The New Corporate Empires

 Corporate allegiances are based on the dictates of worldwide economic profitability and growth.  The chief asset of the global corporation is mobility and feels most at home in a profit haven.  Trilateralists want corporations to be free to pursue “the true logic of the global economy”.  The best means by which to utilize world resources are Global corporations.  The Law of Private Profit holds that effort is motivated by greed, more effort means more output, and more output enhances the ‘common good’.   The real tradeoff, however, is between equality and inequality of resources and opportunity. 

 

Managing Third World Dependence

 The trilateral goal is to reorient efforts to redistribute global resources into promotion of a new order for mutual gain.  This is nothing more than the old order for trilateral gain thinly disguised with a few flourishes of affirmative action for the Third World elites.  And as seen in the past, the rich will get richer at the expense of the poor.   In the new trilateral scheme, the poorest countries are to be pacified with a basic human needs approach.  Trilateral Commissioners, regarding basic human needs, wrote:

 The alleviation of poverty is a demand of the basic principles of the West as well as simple self-interest.  In the long run an orderly world is unlikely if great affluence in one part coexists with abject poverty in another while ‘one world’ of communication, of mutual concern, and interdependence come into being.

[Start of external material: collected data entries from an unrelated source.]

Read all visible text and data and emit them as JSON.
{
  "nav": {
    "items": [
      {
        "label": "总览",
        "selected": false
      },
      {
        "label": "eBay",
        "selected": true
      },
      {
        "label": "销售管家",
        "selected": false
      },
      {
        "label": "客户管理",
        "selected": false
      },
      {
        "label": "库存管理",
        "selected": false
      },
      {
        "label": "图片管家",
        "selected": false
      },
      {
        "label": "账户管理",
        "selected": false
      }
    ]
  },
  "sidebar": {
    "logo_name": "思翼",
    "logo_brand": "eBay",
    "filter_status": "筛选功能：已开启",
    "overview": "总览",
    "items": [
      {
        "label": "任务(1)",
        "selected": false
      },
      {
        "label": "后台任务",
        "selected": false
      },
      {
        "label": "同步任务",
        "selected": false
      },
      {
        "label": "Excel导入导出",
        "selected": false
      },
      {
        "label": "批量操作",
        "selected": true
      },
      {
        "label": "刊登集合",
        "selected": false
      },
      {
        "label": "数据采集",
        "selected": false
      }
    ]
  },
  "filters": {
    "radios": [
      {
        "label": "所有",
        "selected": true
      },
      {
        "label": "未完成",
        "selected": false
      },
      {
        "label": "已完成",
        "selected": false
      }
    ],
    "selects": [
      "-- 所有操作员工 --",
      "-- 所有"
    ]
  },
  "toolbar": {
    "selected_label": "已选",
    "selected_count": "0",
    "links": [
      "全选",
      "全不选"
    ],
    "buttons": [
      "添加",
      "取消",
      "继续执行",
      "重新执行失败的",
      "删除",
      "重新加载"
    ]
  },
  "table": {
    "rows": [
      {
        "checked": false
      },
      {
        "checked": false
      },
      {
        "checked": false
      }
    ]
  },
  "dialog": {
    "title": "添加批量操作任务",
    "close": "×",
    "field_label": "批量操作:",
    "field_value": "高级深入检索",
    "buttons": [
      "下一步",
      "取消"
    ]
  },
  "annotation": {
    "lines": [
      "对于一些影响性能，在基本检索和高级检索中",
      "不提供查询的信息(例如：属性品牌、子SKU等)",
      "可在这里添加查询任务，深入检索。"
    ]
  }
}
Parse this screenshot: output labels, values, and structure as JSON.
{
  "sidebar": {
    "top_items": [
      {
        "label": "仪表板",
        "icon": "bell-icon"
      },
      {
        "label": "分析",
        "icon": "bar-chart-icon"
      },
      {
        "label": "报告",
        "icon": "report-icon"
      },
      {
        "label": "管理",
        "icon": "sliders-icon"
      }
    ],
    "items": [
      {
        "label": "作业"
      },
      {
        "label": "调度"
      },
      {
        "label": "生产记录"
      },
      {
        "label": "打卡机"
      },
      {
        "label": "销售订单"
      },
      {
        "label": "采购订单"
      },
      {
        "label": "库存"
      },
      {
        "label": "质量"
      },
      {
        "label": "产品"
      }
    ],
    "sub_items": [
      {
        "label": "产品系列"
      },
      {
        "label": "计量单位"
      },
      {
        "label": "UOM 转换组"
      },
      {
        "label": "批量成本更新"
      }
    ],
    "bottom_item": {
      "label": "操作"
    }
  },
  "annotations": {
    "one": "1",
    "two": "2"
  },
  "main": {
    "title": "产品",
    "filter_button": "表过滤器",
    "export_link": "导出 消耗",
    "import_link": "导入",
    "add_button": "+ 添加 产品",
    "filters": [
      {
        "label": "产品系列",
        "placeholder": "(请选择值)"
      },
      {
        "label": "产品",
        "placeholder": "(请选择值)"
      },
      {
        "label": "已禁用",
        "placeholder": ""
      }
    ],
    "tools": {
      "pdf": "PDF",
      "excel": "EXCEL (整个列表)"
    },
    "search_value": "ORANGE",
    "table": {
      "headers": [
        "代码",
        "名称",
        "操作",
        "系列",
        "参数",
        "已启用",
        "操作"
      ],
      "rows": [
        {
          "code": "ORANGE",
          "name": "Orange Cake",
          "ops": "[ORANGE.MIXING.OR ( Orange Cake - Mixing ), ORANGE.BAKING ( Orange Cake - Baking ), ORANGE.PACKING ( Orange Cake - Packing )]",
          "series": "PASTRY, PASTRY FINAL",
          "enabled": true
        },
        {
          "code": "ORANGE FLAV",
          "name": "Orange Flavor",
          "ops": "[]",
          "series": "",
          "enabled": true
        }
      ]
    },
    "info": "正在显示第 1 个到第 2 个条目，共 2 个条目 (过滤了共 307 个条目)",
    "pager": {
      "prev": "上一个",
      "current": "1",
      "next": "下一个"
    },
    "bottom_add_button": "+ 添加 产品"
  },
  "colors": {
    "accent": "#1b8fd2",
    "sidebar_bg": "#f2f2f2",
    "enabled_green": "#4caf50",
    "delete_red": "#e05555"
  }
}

 In discussing the goal of alleviating poverty, trilateralists concluded that without steps to redistribute existing wealth and to reallocate the means of producing wealth, poverty and hunger are here to stay.

 

The ‘Human Rights’ Strategy

 In regards to protecting human rights, Pres. Carter launched the Human Rights campaign.  He committed the United States to ‘shaping a new world order’ that is ‘just’, ‘peaceful’, and ‘more responsive to human aspirations’.  It should be noted that most, if not all, Trilateral states do not piously practice the human rights they preach.  For the few times substantive change does occur, it reflects a failure of the human rights policy, not a success.  Human rights trilateral style is a move played in the game of world politics and is only played by and for the oppressor. 

 

Managing Western Democracy

 Trilateralists are concerned with more than managing international events.  They also try to manage North American, West European, and Japanese democracy.  During the ‘60’s and ‘70’s ruling elites throughout the West were challenged with militant protest.  These protesters came from a diverse cross-section of the public:  Native Americans, Blacks, Chicanos, workers, women, students, poor people, etc.  The bipartisan foreign policy consensus was shaken by the domestic antiwar movement while pressure mounted for a more ‘equitable and democratic political, economic, and social system’.  The only thing that was sure to follow is the reassertion of the elite rule and decades of public apathy.